The relationship between Amir and Hassan, the young Hazara, is one of love and pure friendship. However, during the annual kite-fighting tournament, one act alters both boys indefinitely.
I’ve had this physical book on my bookshelf for quite some time and was happy to have it chosen as my July 2018 book!
Most of the book is told in Amir’s first-person point-of-view, where the reader follows him from childhood to adulthood. Due to this, we learn about Amir the most, but we still get to know the personalities of other characters. The strong-willed and unsure Baba (Amir’s father) and the sweet and loyal Hassan are the center of Amir’s mind. Though we don’t dig deep into many other characters in the text, I don’t know if it would have added more to the story’s main focus.
My attention was held for most of the storyline. I found Amir’s and Hassan’s childhood captivating for so many reasons. Between Amir’s constant desire for his father’s acceptance, the conflict of having a friend who is a servant in his household, the bullies that tease him and Hassan, and then a tragedy Amir witnesses are all so intriguing. I did find the middle part of the book slower and my interest dwindled some. However, toward the end again, my attention was captured. Even though there could have been more during the ending sequence, I actually liked how the author wrapped things up here.
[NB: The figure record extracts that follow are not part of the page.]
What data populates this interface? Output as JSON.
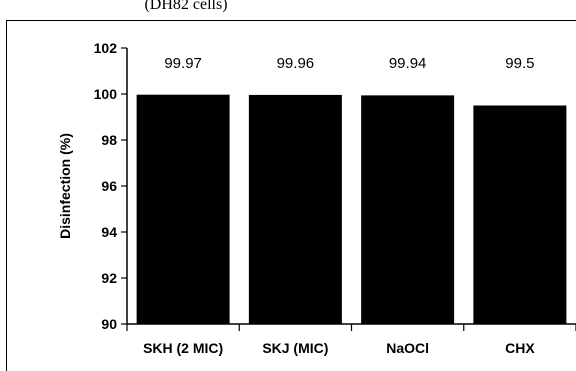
{
  "caption_fragment": "(DH82 cells)",
  "chart_data": {
    "type": "bar",
    "categories": [
      "SKH (2 MIC)",
      "SKJ (MIC)",
      "NaOCl",
      "CHX"
    ],
    "values": [
      99.97,
      99.96,
      99.94,
      99.5
    ],
    "data_labels": [
      "99.97",
      "99.96",
      "99.94",
      "99.5"
    ],
    "ylabel": "Disinfection (%)",
    "xlabel": "",
    "ylim": [
      90,
      102
    ],
    "yticks": [
      90,
      92,
      94,
      96,
      98,
      100,
      102
    ],
    "ytick_labels": [
      "90",
      "92",
      "94",
      "96",
      "98",
      "100",
      "102"
    ],
    "bar_color": "#000000",
    "grid": false,
    "legend": "none"
  }
}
It was disturbing to read some of the conditions the Afghanistan citizens faced in 2001, the year that some of the story takes place. I won’t go into too much details, but some were gory and definitely unethical. It really touched me and saddened my heart. I feel appreciative toward the author for being open to share this part of his home country’s history.
There was one particular aspect of the book that I found was somewhat confusing. It was the non-English vocabulary words used. This includes the food eaten, labels put upon people, some characters’ names, and some of the traditions that were mentioned. This is mainly due to my lack of knowledge of the Afghanistan culture and the language spoken there. Though I do want to note that these words do not take away from the story’s main message.
Overall, I found The Kite Runner had several merits and found the story was presented reasonably well. Though some of the pacing could have been tightened up, I found myself feeling for Amir and his situation.
I would recommend this to those who enjoy an emotional read about one man looking for redemption for the choice he made as a child.
Was this a book of my choosing or one for review?
36 out of 50 books of my choosing for 2018!